Tristan: Yeah, and I'm sure as more and more of these technological tools come out, you folks will be implementing them as well and seeing what works best for you guys. Well, Coach, we definitely appreciate the time here today. Before we let you go, we want to get into something we do with all of our coaches. It's a little rapid fire round. We're just going to shoot some questions at you real quick. You come back with the first thing that comes to mind. Sound good?
Felipe: Sounds good.
Tristan: Alright. I'm going to start where I always start here. What is your favorite sports movie of all time?
Felipe: Space Jam.
Craig: Great. Looking forward to the sequel?
Craig: Nice. My question is, what's your favorite basketball shoe of all time?
Felipe: Any Jordan, I mean, any Jordan. You give me a Jordan and I'm just pretty excited. It doesn't matter. I have some pretty weird color Jordans that a player gave to me and you know, players looking at me like, why are you wearing those colors? Like, well I got it for free cause they're Jordans. I feel like they're the most comfortable.

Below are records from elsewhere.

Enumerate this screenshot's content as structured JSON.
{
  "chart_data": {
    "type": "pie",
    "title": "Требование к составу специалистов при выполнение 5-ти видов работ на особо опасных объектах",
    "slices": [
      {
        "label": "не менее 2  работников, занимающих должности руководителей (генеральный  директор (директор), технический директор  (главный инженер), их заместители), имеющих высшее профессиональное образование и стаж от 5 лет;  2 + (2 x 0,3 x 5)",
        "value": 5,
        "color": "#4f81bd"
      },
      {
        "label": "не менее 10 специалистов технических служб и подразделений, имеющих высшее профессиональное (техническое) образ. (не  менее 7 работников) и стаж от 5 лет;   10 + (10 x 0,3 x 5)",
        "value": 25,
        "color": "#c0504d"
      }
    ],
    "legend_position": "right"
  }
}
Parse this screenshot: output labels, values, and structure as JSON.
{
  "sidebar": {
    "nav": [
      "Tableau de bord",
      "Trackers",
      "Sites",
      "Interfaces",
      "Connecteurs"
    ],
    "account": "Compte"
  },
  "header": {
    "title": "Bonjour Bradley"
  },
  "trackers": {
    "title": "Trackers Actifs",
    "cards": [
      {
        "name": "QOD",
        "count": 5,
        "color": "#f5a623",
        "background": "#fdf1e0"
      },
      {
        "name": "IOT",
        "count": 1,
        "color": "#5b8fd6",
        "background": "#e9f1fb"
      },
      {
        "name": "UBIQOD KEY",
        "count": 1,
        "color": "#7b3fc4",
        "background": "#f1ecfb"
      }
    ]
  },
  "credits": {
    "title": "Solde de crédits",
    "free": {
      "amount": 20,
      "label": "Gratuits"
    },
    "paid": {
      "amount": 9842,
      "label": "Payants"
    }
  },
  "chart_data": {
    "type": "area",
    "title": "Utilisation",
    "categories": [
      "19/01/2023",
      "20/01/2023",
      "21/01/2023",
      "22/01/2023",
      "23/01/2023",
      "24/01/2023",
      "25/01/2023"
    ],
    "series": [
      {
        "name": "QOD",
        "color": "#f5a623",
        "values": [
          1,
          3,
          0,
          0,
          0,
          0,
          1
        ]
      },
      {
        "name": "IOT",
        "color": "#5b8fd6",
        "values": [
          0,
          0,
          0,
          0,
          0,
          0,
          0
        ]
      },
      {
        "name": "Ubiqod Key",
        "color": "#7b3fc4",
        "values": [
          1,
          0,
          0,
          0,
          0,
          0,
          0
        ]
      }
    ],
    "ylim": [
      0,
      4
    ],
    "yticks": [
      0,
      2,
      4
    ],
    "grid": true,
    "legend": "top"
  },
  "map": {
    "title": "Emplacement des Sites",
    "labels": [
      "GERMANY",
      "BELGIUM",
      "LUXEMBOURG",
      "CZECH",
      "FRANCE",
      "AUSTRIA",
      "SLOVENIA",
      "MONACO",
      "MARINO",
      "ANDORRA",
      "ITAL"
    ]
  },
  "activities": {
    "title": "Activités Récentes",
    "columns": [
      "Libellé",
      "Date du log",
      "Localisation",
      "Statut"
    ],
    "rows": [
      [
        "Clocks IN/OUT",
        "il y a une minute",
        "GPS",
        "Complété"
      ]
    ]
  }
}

Tristan: Alright, Coach, best pregame meal that you would eat before a game?
Felipe: Beet juice, espresso, and a carbohydrate with a protein. So pasta and chicken.
Tristan: Wow. That's something we haven't heard before.
Craig: Yeah. Good stuff.
Felipe: Yeah. I mean, keep it simple. Right?
Craig: On YouTube, are there any accounts that, that you follow where you end up getting tips?
Felipe: Yes. I mean, there's an account of like a good friend of mine. It's science for sports. That's Max Schmarzo and I'm always in touch with him. He's from Denver. I always talk to him and we also talk about training and, you know, sometimes we spend too much time talking about training, but it's a good account.
Tristan: Got it. You said that's signs and sports?
Felipe: Yeah. It's Strong By Science, sorry, the website is.
Tristan: Got it. Just want to make sure there's one, make sure I got it cause I like to look it up myself here. Alright. Last question here. What's the best pregame music to warm up to?
Felipe: Anything high, anything that's like high-intensity, like any hip hop. Drake, Drake and I don't know.
Tristan: Got it. Yeah. Anything with the high tempo, high intensity gets you going. Well, Coach. you definitely brought the intensity to this interview here. Appreciate your time again. Again, it's coach Felipe Eichenberger, Head Strength Coach for the Denver Nuggets organization there in the NBA. We appreciate your time here. Definitely a lot of insight for our young guys out there, and I think there's more than a couple of morsels that they can pick out of this one. Coach. Appreciate the time, and hopefully we can check in with you down the line.
Felipe: Sounds good. Thank you guys for the opportunity. Again, anything you need from me, just let me know.